也許有人可以告訴她,那是她朦朦朧朧琢磨岔了,方才發生的事情不過是盡歡帝心血來潮再次演戲,而大皇子殿下也順從地配合了而已。
還有,那個人也該告訴自己,方才大皇子殿下低喃出的那句話,那句——
‘以后應該趕早些爬窗走的。’
也只是自己沒睡醒的臆測,而已,吧……
第十五章
戲彩娛親(一)
此章某些言論有違先賢眾意,有不能接受者,請過目就忘。
逝水踏入永溺殿東間時,只見盡歡帝安然落座在膳桌旁,膳桌上卻空無一物,而身后的侍食太監有些無措地立在當地,滿臉的迷惘和詫異。
逝水微覺恍然,而后伸出左膝來半跪下身,道:“兒臣給父皇請安。”
盡歡帝抬眼,幽深的雙眸有些難得地失去焦點,蔥蘢地綴了早起卻未完全清醒的懶怠:“來了啊,不必拘禮,只過來便好。”
說著盡歡帝斜眼看了看身側,示意逝水落座一邊,而后笑道:“祖宗規矩不可廢,嗯,不可盡廢,早膳當在卯正之后,故而現下無法傳膳。”
逝水點頭,溫文地回道:“兒臣知道。
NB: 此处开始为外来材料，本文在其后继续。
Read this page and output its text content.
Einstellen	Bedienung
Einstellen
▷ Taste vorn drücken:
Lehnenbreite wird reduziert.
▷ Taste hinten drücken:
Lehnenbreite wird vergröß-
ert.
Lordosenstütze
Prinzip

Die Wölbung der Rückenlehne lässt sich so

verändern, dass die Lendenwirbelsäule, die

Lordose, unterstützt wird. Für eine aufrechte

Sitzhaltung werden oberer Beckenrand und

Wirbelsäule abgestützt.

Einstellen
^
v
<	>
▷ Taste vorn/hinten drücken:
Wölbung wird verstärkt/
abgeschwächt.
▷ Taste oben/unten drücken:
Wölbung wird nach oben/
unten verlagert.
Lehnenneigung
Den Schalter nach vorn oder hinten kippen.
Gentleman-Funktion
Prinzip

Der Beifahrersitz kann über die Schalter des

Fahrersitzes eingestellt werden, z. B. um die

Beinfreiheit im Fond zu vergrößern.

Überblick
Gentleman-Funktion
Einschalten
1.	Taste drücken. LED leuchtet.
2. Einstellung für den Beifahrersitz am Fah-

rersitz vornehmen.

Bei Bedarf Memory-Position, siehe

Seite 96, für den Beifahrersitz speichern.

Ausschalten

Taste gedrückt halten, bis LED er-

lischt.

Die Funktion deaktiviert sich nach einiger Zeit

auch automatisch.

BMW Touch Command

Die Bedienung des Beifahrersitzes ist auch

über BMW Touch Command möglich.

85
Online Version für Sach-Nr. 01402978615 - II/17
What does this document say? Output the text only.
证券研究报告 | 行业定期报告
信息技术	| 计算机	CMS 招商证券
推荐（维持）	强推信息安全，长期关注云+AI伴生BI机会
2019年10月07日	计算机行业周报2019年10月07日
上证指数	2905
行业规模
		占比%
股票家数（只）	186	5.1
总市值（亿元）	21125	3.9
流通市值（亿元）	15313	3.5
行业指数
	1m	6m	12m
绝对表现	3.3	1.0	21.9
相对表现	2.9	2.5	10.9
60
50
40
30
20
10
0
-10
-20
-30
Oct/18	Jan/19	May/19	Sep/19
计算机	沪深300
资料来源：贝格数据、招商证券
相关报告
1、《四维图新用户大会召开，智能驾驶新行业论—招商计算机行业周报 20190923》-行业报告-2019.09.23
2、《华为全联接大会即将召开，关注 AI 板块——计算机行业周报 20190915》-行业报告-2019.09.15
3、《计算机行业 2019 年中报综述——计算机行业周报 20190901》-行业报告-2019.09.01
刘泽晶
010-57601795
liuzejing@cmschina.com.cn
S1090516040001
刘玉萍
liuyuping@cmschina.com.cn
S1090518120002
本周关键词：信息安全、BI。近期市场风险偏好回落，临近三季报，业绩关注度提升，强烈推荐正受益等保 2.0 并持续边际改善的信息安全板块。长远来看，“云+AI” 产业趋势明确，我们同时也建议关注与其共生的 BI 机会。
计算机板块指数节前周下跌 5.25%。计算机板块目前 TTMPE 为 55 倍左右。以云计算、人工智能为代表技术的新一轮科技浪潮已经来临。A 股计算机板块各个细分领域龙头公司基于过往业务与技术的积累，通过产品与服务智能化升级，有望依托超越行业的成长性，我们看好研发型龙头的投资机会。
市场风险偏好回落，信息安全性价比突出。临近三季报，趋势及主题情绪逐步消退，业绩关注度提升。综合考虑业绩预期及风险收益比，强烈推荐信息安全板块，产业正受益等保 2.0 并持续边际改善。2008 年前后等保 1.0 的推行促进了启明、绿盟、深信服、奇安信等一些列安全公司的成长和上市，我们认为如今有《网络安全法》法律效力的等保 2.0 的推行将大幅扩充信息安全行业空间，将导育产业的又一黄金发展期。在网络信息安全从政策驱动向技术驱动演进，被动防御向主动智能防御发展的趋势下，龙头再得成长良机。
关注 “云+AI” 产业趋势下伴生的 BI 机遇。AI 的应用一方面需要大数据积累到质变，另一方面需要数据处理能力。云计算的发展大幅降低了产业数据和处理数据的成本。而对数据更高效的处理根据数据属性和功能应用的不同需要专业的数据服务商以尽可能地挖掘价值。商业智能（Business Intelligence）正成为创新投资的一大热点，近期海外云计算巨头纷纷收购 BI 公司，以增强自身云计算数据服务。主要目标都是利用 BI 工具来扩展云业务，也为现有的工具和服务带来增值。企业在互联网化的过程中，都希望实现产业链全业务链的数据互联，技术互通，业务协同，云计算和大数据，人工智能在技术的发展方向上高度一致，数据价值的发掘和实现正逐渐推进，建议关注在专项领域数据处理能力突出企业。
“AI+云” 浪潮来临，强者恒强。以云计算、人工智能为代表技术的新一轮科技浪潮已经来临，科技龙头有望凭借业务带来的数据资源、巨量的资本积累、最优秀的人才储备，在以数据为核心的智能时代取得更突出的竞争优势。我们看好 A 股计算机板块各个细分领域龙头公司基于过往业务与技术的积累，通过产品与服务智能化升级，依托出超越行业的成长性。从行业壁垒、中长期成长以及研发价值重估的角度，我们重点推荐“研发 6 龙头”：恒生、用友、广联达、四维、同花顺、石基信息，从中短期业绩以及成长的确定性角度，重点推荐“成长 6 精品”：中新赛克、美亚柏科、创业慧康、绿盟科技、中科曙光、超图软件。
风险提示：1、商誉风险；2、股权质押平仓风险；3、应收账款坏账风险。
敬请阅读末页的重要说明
”
盡歡帝順勢綻開笑顏,有些戲謔地道:“不過往常這個時候,逝水似乎也該用完早膳,急急奔向上書房了呢,現下卻連早膳的面兒都沒見著,逝水可是餓了?”
逝水搖頭,低垂了眉眼:“兒臣不餓,兒臣鞭傷大好,因而上書房那邊——”
盡歡帝揚眉,阻住了逝水的話頭:“哦對了,逝水方才還言及前陣子所抄詩書呢,不過父皇現下覺得,對逝水來說未免過深,便是書讀百遍,其義也未必盡現——哦,父皇這么說,逝水不會見怪吧?”
逝水聞言,清淺的雙眸難得地開始浮現出了頭痛的意味:
被這人貶薄了學習能力,但自己不得不承認,事實卻是如此。
拜自己那豁達過度的師傅所賜,從自己的視角看來,古代諸賢所言‘德’‘禮’‘樂’‘君子’一類,前后相悖,邏輯錯亂,簡直就是讓人暈頭轉向,遑論馭人之術、治世之道,自己抄書百遍,卻是愈發混沌了。
可憐見,天鉞……還有這人,是怎么受得了這一套的啊。
盡歡帝見逝水一副‘深得我心’的表情,嘴角不由往上勾了勾:“也如孔圣人所說,‘入則孝,出則弟,行有余力,則以學文’,所以父皇決定,今天起父皇從開始授學,寓理于敘事,逝水也該更容易接受才是。”
逝水似乎想起了什么好玩的事情般單挑了一下左眉,而后不著痕跡地問道:“兒臣謹遵圣喻,只這,該不會,便是宮人閑來相談的民間故事吧?”
“哦,這宮中還有宮人閑來相談此等好事啊?”盡歡帝慵懶的眼眸中露出了星星點點的好奇之意,緊盯著逝水難得一見的閑適挑眉,問道:“是哪殿的宮人呢?”